Bears are smart and lazy. They need 20,000 calories a day to prepare for their winter hibernation. During this time, called hyperphagia, the Boulder foothills are a buffet. So they’ll go into trash cans and apple trees to fatten up, since it’s quicker and easier than hunting all day.
They’ve sought out Boulder’s fruit for years because it’s been dependable. Around a century ago, the city used to be home to around 2,000 apple trees. There’s only a couple hundred left now, but they’re still a prime food source.
“Bears, like people, like apples, they can fill up on them,” Amy Dunbar-Wallis with the Boulder Apple Tree Project said. “Typically, the bears get really interested (in the apples) when it's time to get fat and to hibernate. And bears also want easy access to things.”
Weather has also been a factor driving them into town. Jason Duetsch is the Area 2 Wildlife Manager for Colorado Parks and Wildlife – which stretches from Denver to Fort Collins and from the Continental Divide out to Morgan County. He said late freezes in their natural habitat can destroy blossoms. That hurts their food supply and drives more encounters.
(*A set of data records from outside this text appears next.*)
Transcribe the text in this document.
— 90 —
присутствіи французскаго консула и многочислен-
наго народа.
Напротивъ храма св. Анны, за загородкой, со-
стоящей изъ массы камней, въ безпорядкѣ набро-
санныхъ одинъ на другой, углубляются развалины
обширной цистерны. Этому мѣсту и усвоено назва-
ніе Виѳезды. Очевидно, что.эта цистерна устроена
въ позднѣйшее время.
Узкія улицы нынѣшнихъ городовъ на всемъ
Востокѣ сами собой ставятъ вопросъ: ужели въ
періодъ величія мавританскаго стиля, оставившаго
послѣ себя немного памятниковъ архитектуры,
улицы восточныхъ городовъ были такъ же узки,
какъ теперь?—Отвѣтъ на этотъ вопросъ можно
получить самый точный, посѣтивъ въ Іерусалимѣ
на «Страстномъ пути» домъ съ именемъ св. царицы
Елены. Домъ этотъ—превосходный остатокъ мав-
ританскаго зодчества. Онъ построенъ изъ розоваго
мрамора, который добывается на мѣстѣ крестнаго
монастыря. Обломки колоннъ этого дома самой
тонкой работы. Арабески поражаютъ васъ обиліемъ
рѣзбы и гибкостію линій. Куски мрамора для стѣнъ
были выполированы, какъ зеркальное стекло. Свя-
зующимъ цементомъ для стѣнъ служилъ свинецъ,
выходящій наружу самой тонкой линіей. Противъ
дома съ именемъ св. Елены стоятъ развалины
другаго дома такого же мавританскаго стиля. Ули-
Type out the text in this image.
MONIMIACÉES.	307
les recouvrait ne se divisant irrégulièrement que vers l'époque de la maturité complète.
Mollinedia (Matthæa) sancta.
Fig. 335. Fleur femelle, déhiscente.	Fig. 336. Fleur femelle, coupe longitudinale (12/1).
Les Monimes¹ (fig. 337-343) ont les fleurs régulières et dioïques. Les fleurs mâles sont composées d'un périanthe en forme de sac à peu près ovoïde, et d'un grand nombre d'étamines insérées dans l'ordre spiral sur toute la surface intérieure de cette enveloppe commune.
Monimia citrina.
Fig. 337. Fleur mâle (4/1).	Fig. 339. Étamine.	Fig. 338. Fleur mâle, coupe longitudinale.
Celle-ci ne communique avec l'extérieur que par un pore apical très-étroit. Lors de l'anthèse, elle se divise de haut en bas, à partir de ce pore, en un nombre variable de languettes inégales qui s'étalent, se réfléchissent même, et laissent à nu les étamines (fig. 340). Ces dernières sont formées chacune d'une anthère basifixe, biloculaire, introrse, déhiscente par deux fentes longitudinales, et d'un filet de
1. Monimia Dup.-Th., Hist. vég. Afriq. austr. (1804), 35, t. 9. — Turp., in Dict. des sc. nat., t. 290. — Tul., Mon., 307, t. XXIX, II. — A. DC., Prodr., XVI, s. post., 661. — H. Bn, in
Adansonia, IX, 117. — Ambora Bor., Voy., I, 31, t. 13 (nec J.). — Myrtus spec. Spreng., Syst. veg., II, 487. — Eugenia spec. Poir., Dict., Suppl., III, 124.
“If we see conflict rising, when we look back at our data, we can typically tie that or correlate that back to, ‘Oh, like, remember that that year we had some late frost, or more cold temperatures?’” he said.
These factors are having a major impact. Currently, Boulder County has the most bear conflicts in the region he oversees. City and wildlife leaders have taken steps to reduce these interactions, including bear-resistant trash can requirements and bear relocation. But Duetsch said it’s not as simple as one solution.
“There's a lot of people in Boulder County, there's a lot of people recreating…we have a ton of new people moving in,” he said. “And those bears are going to be drawn towards places where they can make an easier living.”
That’s apparent in the Lammers’ backyard in Boulder. Melanie Hill, who leads Community Fruit Rescue, is helping with the fruit picking at the home near the foothills. In the process, she found two piles of bear scat right next to where the Lammers’ kids play. The scat is full of what they eat.
“It's a lot of seeds, it's apples, it's chokecherries, trash,” she said. “That’s a really good one.”
In her fruit picking work, she’s seen bear activity as far east as Longmont and Lafayette. There’s currently a waitlist for people who want their fruit harvested.
“We just don't want the bears to stay and get too comfortable,” she said. “So if they're going to come into town, we just want it to be short and they go back.”
Hill said it’s better for everyone if bears stay in their natural habitat.
“It's fine until it's not,” she said. “People are really wowed by seeing a bear. I still am. Anytime you see a bear, especially in town, you're like, ‘Oh my gosh, that is so cool. That's amazing.’ But then it becomes a problem. The bear is not leaving your property.”
Hill and her volunteers will keep harvesting trees usually through late fall, right around when bears end hyperphagia and start their slumber.
KUNC's Isabella Escobedo contributed to this story.